Regler sowie mechanische und thermische Teilsysteme einer Warmbreitbandstraße.

Nach Vorbereitung der Modelle und Regler für die untergeordneten Regelkreise, wird auf höherer Ebene ein übergeordneter Mehrgrößenregler für die gesamte Warmband-Walzstraße ausgelegt. Dieser Regler regelt den Massefluss, die Dicke und die Spannung des Stahlbandes in jedem Abschnitt der Bandstraße. Abb. 3 verdeutlicht die verschiedenen Schnittstellen und physikalischen Verkopplungen, die der Regler berücksichtigen muss. Mit einem zusätzlichen MIMO-Regler wird die laterale Bewegung des Bandes durch asymmetrisches Anstellen des Walzspaltes geregelt. Diese Aufgabe ist von der Regelung der mittleren Banddicke weitgehend entkoppelt.
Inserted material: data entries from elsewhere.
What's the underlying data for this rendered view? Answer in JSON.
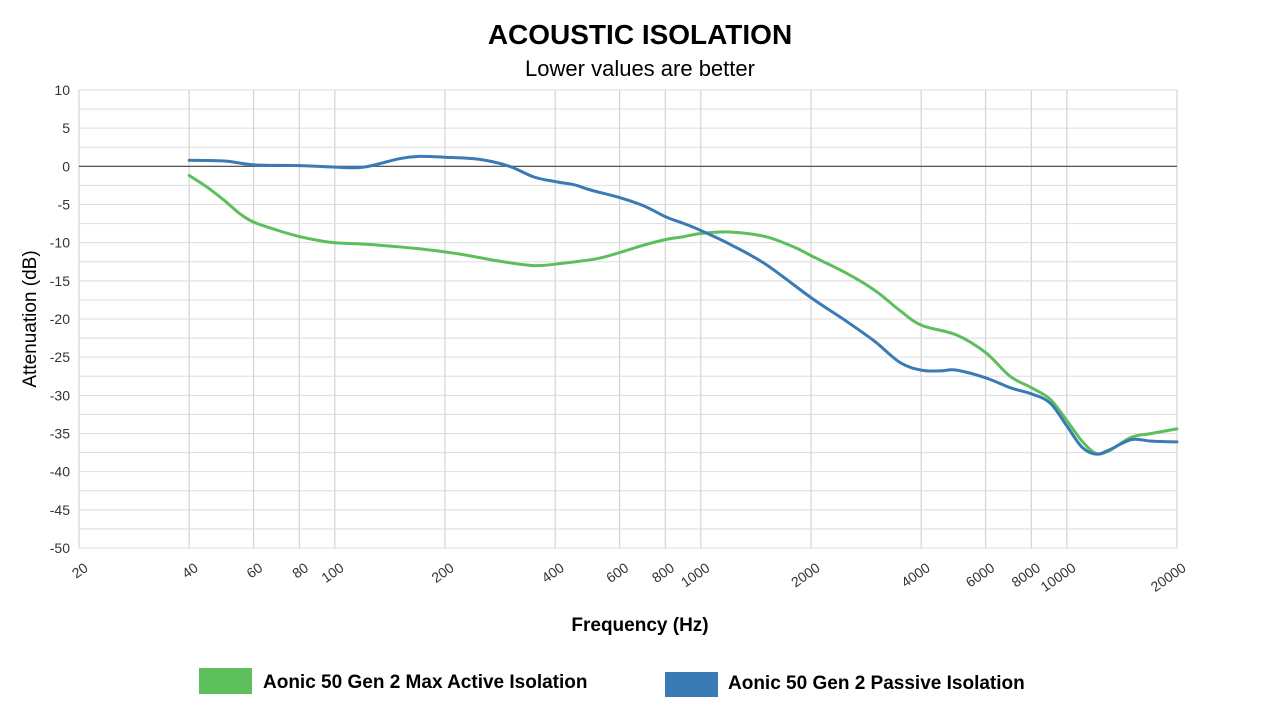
{
  "chart_data": {
    "type": "line",
    "title": "ACOUSTIC ISOLATION",
    "subtitle": "Lower values are better",
    "xlabel": "Frequency (Hz)",
    "ylabel": "Attenuation (dB)",
    "xscale": "log",
    "xlim": [
      20,
      20000
    ],
    "ylim": [
      -50,
      10
    ],
    "xticks": [
      20,
      40,
      60,
      80,
      100,
      200,
      400,
      600,
      800,
      1000,
      2000,
      4000,
      6000,
      8000,
      10000,
      20000
    ],
    "yticks": [
      10,
      5,
      0,
      -5,
      -10,
      -15,
      -20,
      -25,
      -30,
      -35,
      -40,
      -45,
      -50
    ],
    "grid": true,
    "zero_line": true,
    "legend_position": "bottom",
    "series": [
      {
        "name": "Aonic 50 Gen 2 Max Active Isolation",
        "color": "#5cbf5c",
        "points": [
          [
            40,
            -1.2
          ],
          [
            45,
            -2.8
          ],
          [
            50,
            -4.5
          ],
          [
            55,
            -6.2
          ],
          [
            60,
            -7.3
          ],
          [
            70,
            -8.4
          ],
          [
            80,
            -9.2
          ],
          [
            90,
            -9.7
          ],
          [
            100,
            -10.0
          ],
          [
            130,
            -10.3
          ],
          [
            170,
            -10.8
          ],
          [
            220,
            -11.5
          ],
          [
            280,
            -12.4
          ],
          [
            350,
            -13.0
          ],
          [
            420,
            -12.7
          ],
          [
            520,
            -12.1
          ],
          [
            600,
            -11.3
          ],
          [
            700,
            -10.3
          ],
          [
            800,
            -9.6
          ],
          [
            900,
            -9.2
          ],
          [
            1000,
            -8.8
          ],
          [
            1200,
            -8.6
          ],
          [
            1500,
            -9.2
          ],
          [
            1800,
            -10.6
          ],
          [
            2000,
            -11.7
          ],
          [
            2500,
            -14.0
          ],
          [
            3000,
            -16.3
          ],
          [
            3500,
            -18.9
          ],
          [
            4000,
            -20.8
          ],
          [
            5000,
            -22.1
          ],
          [
            6000,
            -24.4
          ],
          [
            7000,
            -27.5
          ],
          [
            8000,
            -29.0
          ],
          [
            9000,
            -30.5
          ],
          [
            10000,
            -33.3
          ],
          [
            11000,
            -36.0
          ],
          [
            12000,
            -37.6
          ],
          [
            13000,
            -37.3
          ],
          [
            15000,
            -35.5
          ],
          [
            17000,
            -35.0
          ],
          [
            20000,
            -34.4
          ]
        ]
      },
      {
        "name": "Aonic 50 Gen 2 Passive Isolation",
        "color": "#3a7ab5",
        "points": [
          [
            40,
            0.8
          ],
          [
            50,
            0.7
          ],
          [
            60,
            0.2
          ],
          [
            80,
            0.1
          ],
          [
            100,
            -0.1
          ],
          [
            120,
            -0.1
          ],
          [
            150,
            1.0
          ],
          [
            170,
            1.3
          ],
          [
            200,
            1.2
          ],
          [
            250,
            0.9
          ],
          [
            300,
            0.0
          ],
          [
            350,
            -1.4
          ],
          [
            400,
            -2.0
          ],
          [
            450,
            -2.4
          ],
          [
            500,
            -3.1
          ],
          [
            600,
            -4.1
          ],
          [
            700,
            -5.2
          ],
          [
            800,
            -6.6
          ],
          [
            900,
            -7.5
          ],
          [
            1000,
            -8.4
          ],
          [
            1200,
            -10.2
          ],
          [
            1500,
            -12.8
          ],
          [
            2000,
            -17.2
          ],
          [
            2500,
            -20.3
          ],
          [
            3000,
            -23.0
          ],
          [
            3500,
            -25.7
          ],
          [
            4000,
            -26.7
          ],
          [
            4500,
            -26.8
          ],
          [
            5000,
            -26.7
          ],
          [
            6000,
            -27.7
          ],
          [
            7000,
            -29.0
          ],
          [
            8000,
            -29.8
          ],
          [
            9000,
            -31.0
          ],
          [
            10000,
            -34.0
          ],
          [
            11000,
            -36.8
          ],
          [
            12000,
            -37.7
          ],
          [
            13000,
            -37.2
          ],
          [
            15000,
            -35.8
          ],
          [
            17000,
            -36.0
          ],
          [
            20000,
            -36.1
          ]
        ]
      }
    ]
  }
}
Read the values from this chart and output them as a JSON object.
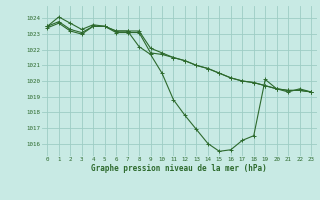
{
  "title": "Graphe pression niveau de la mer (hPa)",
  "bg_color": "#c8eae4",
  "grid_color": "#9dcdc4",
  "line_color": "#2d6a2d",
  "xlim": [
    -0.5,
    23.5
  ],
  "ylim": [
    1015.2,
    1024.8
  ],
  "yticks": [
    1016,
    1017,
    1018,
    1019,
    1020,
    1021,
    1022,
    1023,
    1024
  ],
  "xticks": [
    0,
    1,
    2,
    3,
    4,
    5,
    6,
    7,
    8,
    9,
    10,
    11,
    12,
    13,
    14,
    15,
    16,
    17,
    18,
    19,
    20,
    21,
    22,
    23
  ],
  "series1": [
    1023.5,
    1024.1,
    1023.7,
    1023.3,
    1023.6,
    1023.5,
    1023.2,
    1023.2,
    1023.2,
    1022.1,
    1021.8,
    1021.5,
    1021.3,
    1021.0,
    1020.8,
    1020.5,
    1020.2,
    1020.0,
    1019.9,
    1019.7,
    1019.5,
    1019.4,
    1019.4,
    1019.3
  ],
  "series2": [
    1023.4,
    1023.7,
    1023.2,
    1023.0,
    1023.5,
    1023.5,
    1023.1,
    1023.1,
    1023.1,
    1021.8,
    1021.7,
    1021.5,
    1021.3,
    1021.0,
    1020.8,
    1020.5,
    1020.2,
    1020.0,
    1019.9,
    1019.7,
    1019.5,
    1019.4,
    1019.4,
    1019.3
  ],
  "series3": [
    1023.5,
    1023.8,
    1023.3,
    1023.1,
    1023.5,
    1023.5,
    1023.2,
    1023.2,
    1022.2,
    1021.7,
    1020.5,
    1018.8,
    1017.8,
    1016.9,
    1016.0,
    1015.5,
    1015.6,
    1016.2,
    1016.5,
    1020.1,
    1019.5,
    1019.3,
    1019.5,
    1019.3
  ]
}
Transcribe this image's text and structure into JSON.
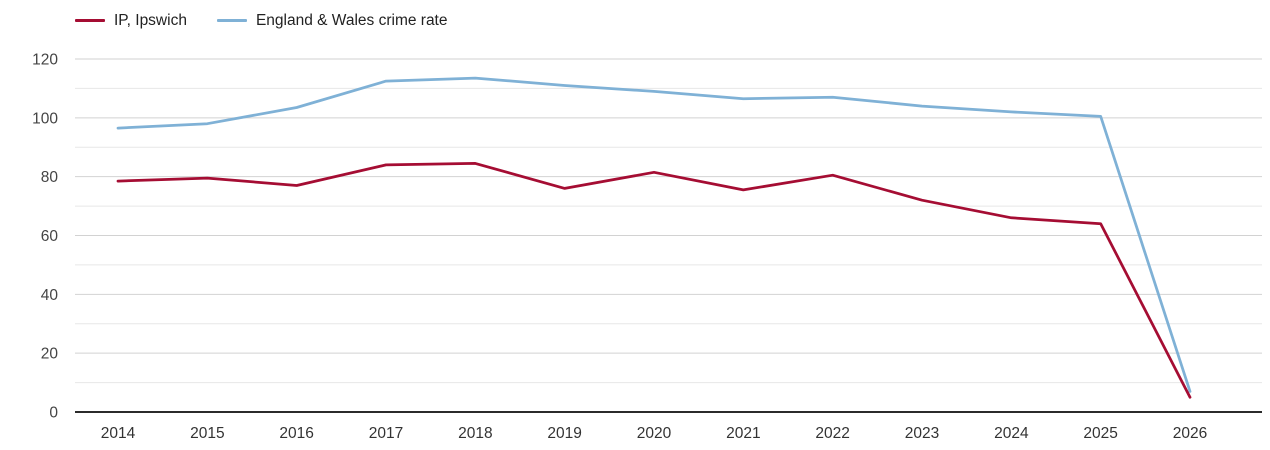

In den meisten Fällen verwenden die übergeordneten Regler reduzierte Modelle der verkoppelten Teilsysteme. Geeignete Modellreduktionsverfahren sind in diesem Kontext die Methode der singulären Störtheorie, Gitterverfeinerung, Integration mit verschiedenen Zeitskalen, Proper Orthogonal Decomposition und Galerkin Projektionsmethoden. Da modellbasierte Regler zum Einsatz kommen, müssen relevante Produktparameter während des gesamten Produktionsprozesses mitgeschätzt werden. Die identifizierten Werte können an vor- und nachgelagerten Einheiten für Feedback bzw. Feedforward Regelungsstrategien verwendet werden. Zur eigentlichen Realisierung der Regler werden optimierungsbasierte Verfahren wie z.B. nichtlineare modellprädiktive Regler verwendet. Dadurch können Eingangs- und Zustandsbeschränkungen, Verzögerungen, nichtlineare Effekte, Mehrgrößenkonfigurationen sowie Wissen über bekannte zukünftige Betriebsbedingungen und Störungen systematisch berücksichtigt werden.